View Full Version : "Cleansing" of PDF files
02-17-2010, 03:14 PM
I would like to do this to correct the HUGE security hole that exists, so i do not accidentally pass on a file with a bug/virus embedded in a PDF. (it can be as simple as a 'tracker' or as sophisticated as a 'phone home w/ user email', etc).
I am currently using okular (i use a KDE desktop) set with heavy restrictions to open the file initially, and if an AcroForm is present, i then re-open the file with PDFedit to delete the form (where there are no restrictions set on the PDF file). this is rather tedious, to say the least.

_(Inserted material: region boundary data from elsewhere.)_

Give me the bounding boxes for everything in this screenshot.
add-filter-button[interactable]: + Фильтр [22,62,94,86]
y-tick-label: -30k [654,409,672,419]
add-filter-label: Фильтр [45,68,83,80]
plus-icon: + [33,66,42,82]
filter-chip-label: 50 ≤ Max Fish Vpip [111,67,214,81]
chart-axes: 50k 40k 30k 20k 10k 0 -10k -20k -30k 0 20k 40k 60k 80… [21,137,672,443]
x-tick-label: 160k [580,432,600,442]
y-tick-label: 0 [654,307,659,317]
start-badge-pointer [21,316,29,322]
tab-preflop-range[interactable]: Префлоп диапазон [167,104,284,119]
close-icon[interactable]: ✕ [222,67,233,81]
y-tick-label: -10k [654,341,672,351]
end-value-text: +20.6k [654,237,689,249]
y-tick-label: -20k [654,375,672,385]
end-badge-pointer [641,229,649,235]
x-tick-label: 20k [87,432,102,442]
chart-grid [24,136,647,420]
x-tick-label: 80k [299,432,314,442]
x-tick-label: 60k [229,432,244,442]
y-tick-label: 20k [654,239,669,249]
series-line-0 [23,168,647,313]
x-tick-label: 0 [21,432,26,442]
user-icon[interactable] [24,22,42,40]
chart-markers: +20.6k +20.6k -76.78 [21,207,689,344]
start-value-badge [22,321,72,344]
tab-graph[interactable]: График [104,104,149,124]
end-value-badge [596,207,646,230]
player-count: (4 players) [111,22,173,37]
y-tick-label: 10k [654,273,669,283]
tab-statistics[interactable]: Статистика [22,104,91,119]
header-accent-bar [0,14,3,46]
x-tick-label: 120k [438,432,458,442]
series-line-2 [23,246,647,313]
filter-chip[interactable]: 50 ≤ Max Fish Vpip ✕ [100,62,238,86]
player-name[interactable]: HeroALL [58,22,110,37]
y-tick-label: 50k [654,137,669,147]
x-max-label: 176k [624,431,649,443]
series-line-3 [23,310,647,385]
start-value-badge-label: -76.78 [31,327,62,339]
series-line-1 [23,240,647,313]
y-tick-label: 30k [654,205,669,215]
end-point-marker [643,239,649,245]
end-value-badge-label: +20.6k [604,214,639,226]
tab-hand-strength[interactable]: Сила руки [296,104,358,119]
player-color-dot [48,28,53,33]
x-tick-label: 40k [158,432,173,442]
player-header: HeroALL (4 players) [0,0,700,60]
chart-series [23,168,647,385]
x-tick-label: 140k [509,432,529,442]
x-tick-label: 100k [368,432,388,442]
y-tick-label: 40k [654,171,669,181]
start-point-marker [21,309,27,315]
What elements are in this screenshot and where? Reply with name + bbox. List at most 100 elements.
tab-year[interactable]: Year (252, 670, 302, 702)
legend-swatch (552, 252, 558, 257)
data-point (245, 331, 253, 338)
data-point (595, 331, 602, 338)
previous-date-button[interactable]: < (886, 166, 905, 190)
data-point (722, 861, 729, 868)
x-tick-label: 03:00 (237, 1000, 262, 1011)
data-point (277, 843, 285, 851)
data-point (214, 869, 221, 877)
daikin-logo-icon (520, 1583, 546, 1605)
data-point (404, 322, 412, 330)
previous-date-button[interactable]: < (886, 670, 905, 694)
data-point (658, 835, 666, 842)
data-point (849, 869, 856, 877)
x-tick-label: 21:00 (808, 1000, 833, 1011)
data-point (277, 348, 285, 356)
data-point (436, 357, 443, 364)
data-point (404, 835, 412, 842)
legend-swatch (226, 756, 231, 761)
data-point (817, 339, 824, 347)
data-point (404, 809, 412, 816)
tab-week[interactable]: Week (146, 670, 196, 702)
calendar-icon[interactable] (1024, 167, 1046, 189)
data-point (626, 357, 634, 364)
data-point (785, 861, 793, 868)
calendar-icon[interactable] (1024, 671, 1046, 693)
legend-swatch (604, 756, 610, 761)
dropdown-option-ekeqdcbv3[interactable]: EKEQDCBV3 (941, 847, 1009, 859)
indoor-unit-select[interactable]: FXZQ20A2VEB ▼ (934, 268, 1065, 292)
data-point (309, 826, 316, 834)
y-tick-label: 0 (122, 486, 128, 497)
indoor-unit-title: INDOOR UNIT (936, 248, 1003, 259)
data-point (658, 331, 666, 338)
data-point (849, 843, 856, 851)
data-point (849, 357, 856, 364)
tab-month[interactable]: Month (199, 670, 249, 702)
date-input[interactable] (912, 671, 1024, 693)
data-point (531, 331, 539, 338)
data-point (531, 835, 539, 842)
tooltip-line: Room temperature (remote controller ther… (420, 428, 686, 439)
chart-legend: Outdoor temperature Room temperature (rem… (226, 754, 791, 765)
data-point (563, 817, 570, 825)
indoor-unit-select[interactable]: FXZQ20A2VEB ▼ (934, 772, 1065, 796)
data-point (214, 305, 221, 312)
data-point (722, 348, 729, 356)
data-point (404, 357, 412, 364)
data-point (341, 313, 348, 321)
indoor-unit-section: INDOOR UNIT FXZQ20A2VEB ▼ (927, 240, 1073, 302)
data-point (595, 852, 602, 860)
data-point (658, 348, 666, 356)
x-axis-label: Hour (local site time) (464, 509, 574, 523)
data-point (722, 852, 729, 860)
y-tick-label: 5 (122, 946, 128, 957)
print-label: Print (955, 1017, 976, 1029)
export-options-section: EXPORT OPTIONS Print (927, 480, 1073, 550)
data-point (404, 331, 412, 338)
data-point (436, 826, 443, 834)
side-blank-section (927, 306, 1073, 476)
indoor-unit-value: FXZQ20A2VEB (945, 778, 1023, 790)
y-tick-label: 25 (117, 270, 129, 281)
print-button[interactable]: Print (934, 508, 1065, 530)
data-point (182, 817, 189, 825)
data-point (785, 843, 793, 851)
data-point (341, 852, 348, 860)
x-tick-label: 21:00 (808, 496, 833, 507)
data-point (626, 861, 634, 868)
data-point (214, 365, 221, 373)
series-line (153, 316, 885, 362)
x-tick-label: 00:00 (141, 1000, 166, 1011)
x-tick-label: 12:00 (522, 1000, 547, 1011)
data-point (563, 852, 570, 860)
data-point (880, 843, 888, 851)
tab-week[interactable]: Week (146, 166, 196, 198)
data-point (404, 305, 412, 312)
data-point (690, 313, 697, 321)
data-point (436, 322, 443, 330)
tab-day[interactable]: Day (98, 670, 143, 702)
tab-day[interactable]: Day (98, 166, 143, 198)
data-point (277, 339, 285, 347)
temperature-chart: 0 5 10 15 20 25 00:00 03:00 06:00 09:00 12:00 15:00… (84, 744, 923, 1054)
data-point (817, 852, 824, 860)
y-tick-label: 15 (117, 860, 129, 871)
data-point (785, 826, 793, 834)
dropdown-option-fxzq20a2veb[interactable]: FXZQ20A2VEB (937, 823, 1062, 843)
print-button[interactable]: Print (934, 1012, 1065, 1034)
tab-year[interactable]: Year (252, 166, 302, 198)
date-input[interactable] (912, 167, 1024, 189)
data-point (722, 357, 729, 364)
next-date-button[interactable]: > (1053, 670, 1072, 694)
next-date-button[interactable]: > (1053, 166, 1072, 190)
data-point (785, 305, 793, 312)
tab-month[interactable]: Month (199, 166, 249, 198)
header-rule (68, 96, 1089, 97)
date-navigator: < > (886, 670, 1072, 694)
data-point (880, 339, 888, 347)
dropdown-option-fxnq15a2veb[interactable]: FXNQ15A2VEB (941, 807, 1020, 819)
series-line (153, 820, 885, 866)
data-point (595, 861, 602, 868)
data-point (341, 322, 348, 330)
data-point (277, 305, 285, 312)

and being the lazy person i am, i was hoping that others will have solved
this problem for me !
and if anyone knows a good tool to remove the restrictions (batch would be nice...) on PDF files, that would also make things easier that PDF --> lrf --> PDF !
thank you, in advance, for any help/pointers,
02-17-2010, 03:37 PM
The command line tool pdftk (http://www.accesspdf.com/pdftk/) should be able to remove the forms via "flatten".
I'm sure there are better things to try, though.
02-17-2010, 04:19 PM
(Actually, unless you're already familiar with iText, that looks a bit intimidating... well... take your pick.)
02-18-2010, 12:15 PM
first thank you for the speedy response.
after looking at pdfstripper.jar, it does not look like the tool i was hoping for. i would have to rename my before i run it, and rename it after it is run. it appears to be a wrapper around the itext class library, that is then in turn run by a wrapper around a java tool (ant). i was hoping for something a little 'cleaner' (i.e. <command> <input pdf> <output pdf> ).
(this is more of a philosophical thing. i am the lead architect on a 300k plus line java-based open source project...)
i am wondering if 'pdftk flatten' is the correct tool, as it has not been updated in quite some time (nov 2006) , and might not be 'script aware' in most cases.
looks like my choices are (in no order)
convert to a better 'print ready' format, and back again.
bite the bullet and write a program that uses the itext class myself.
(in all my copious free time not spent changing diapers, babysitting engineers - no, they are not the ones in diapers, and launching a startup.)
be the one to write the bash script that uses pdftk to flatten --> filter out java script using sed/awk/etc --> re-compress
and on a timely note, saw this article referenced on slashdot a few hours after i posted my plea for help:
Rogue PDFs account for 80% of all exploits, says researcher (http://www.computerworld.com/s/article/9157438/Rogue_PDFs_account_for_80_of_all_exploits_says_res earcher)
from the article:
Computerworld - Just hours before Adobe is slated to deliver the latest patches for its popular PDF viewer, a security firm announced that by its counting, malicious Reader documents made up 80% of all exploits at the end of 2009.
According to ScanSafe of San Bruno, Calif., vulnerabilities in Adobe's Reader and Acrobat applications were the most frequently targeted of any software during 2009, with hackers' PDF exploits growing throughout the year.
In the first quarter of 2009, malicious PDF files made up 56% of all exploits tracked by ScanSafe. That figure climbed above 60% in the second quarter, over 70% in the third and finished at 80% in the fourth quarter.
looks like i need this tool more than ever !
02-18-2010, 03:27 PM
Couldn't you automate the renaming and the rest of it with a bash script (or python/perl/sh, etc.)?
Well, if you do decide to write something yourself, let us know!
The other methods I mentioned are probably good enough for my purposes.
What is this open source project if I may be nosy?